Researchers from Stanford University and the University of California, Berkeley have published a scientific paper that aims to show changes in GPT-4 performance over time, writes Ars Technica.
It’s a study called “How Is ChatGPT’s Behavior Changing over Time?” Its authors question the stable performance of OpenAI’s large language models (LLM), including GPT-3.5 and GPT-4.
Using API access, they tested the March and June versions of these models on tasks such as solving math problems, answering sensitive questions, generating code, and visual reasoning.
GPT-4’s ability to identify prime numbers plummeted from 97.6% accuracy in March to just 2.4% in June. Notably, GPT-3.5 performed better over the same period.
However, OpenAI denies any claims of GPT-4 capabilities decline. Here they assured that they make each new version smarter than the previous one.
Some experts were not convinced by the results of the study. For example, Arvind Narayanan, a professor of computer science at Princeton University, believes that the results of the study are not conclusive evidence of a decrease in GPT-4 performance and could potentially be related to OpenAI settings.

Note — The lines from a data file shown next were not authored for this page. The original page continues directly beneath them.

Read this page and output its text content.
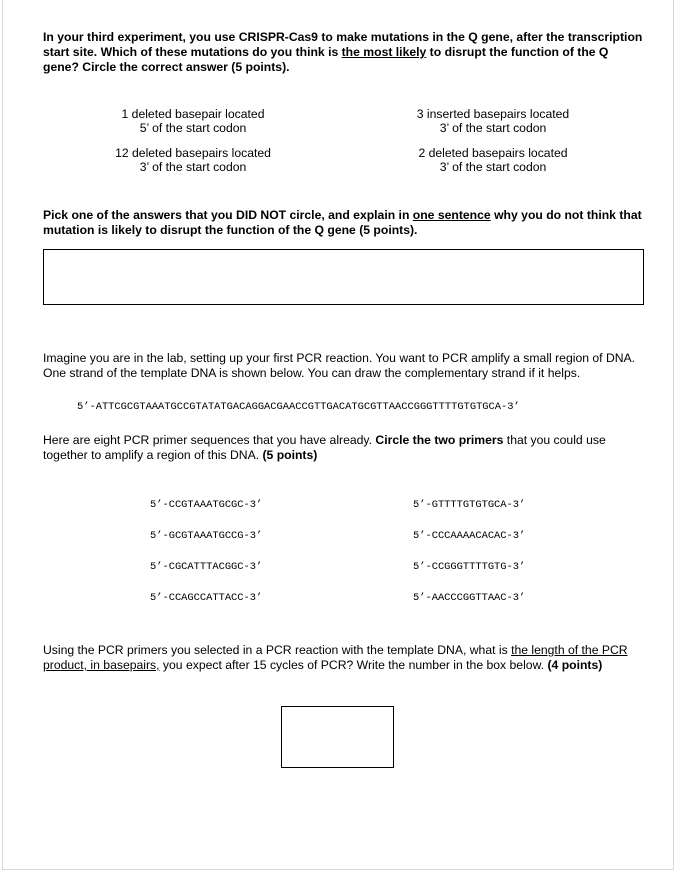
In your third experiment, you use CRISPR-Cas9 to make mutations in the Q gene, after the transcription start site. Which of these mutations do you think is the most likely to disrupt the function of the Q gene? Circle the correct answer (5 points).
1 deleted basepair located
5’ of the start codon
3 inserted basepairs located
3’ of the start codon
12 deleted basepairs located
3’ of the start codon
2 deleted basepairs located
3’ of the start codon
Pick one of the answers that you DID NOT circle, and explain in one sentence why you do not think that mutation is likely to disrupt the function of the Q gene (5 points).
Imagine you are in the lab, setting up your first PCR reaction. You want to PCR amplify a small region of DNA. One strand of the template DNA is shown below. You can draw the complementary strand if it helps.
5’-ATTCGCGTAAATGCCGTATATGACAGGACGAACCGTTGACATGCGTTAACCGGGTTTTGTGTGCA-3’
Here are eight PCR primer sequences that you have already. Circle the two primers that you could use together to amplify a region of this DNA. (5 points)
5’-CCGTAAATGCGC-3’
5’-GCGTAAATGCCG-3’
5’-CGCATTTACGGC-3’
5’-CCAGCCATTACC-3’
5’-GTTTTGTGTGCA-3’
5’-CCCAAAACACAC-3’
5’-CCGGGTTTTGTG-3’
5’-AACCCGGTTAAC-3’
Using the PCR primers you selected in a PCR reaction with the template DNA, what is the length of the PCR product, in basepairs, you expect after 15 cycles of PCR? Write the number in the box below. (4 points)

AI researcher Simon Willison also questions the paper’s conclusions. He believes that any changes in the capabilities of GPT-4 are due to the fact that the novelty of LLM wears off. As technology has become more down-to-earth, its shortcomings seem glaring.
“When GPT-4 came out, we were still all in a place where anything LLMs could do felt miraculous,” Willison said. “That’s worn off now and people are trying to do actual work with them, so their flaws become more obvious, which makes them seem less capable than they appeared at first.”
OpenAI is aware of the new research and says it is monitoring reports of reduced GPT-4 capabilities.
“The team is aware of the reported regressions and looking into it,” noted OpenAI’s head of developer relations, Logan Kilpatrick.
We will remind that OpenAI is forming a new team headed by chief scientist and one of the company’s co-founders, Ilya Sutskever, to develop methods of managing and controlling “superintelligent” AI systems. According to Sutskever and the head of the company’s control group, Jan Leike, AI with intelligence exceeding that of humans could appear within a decade.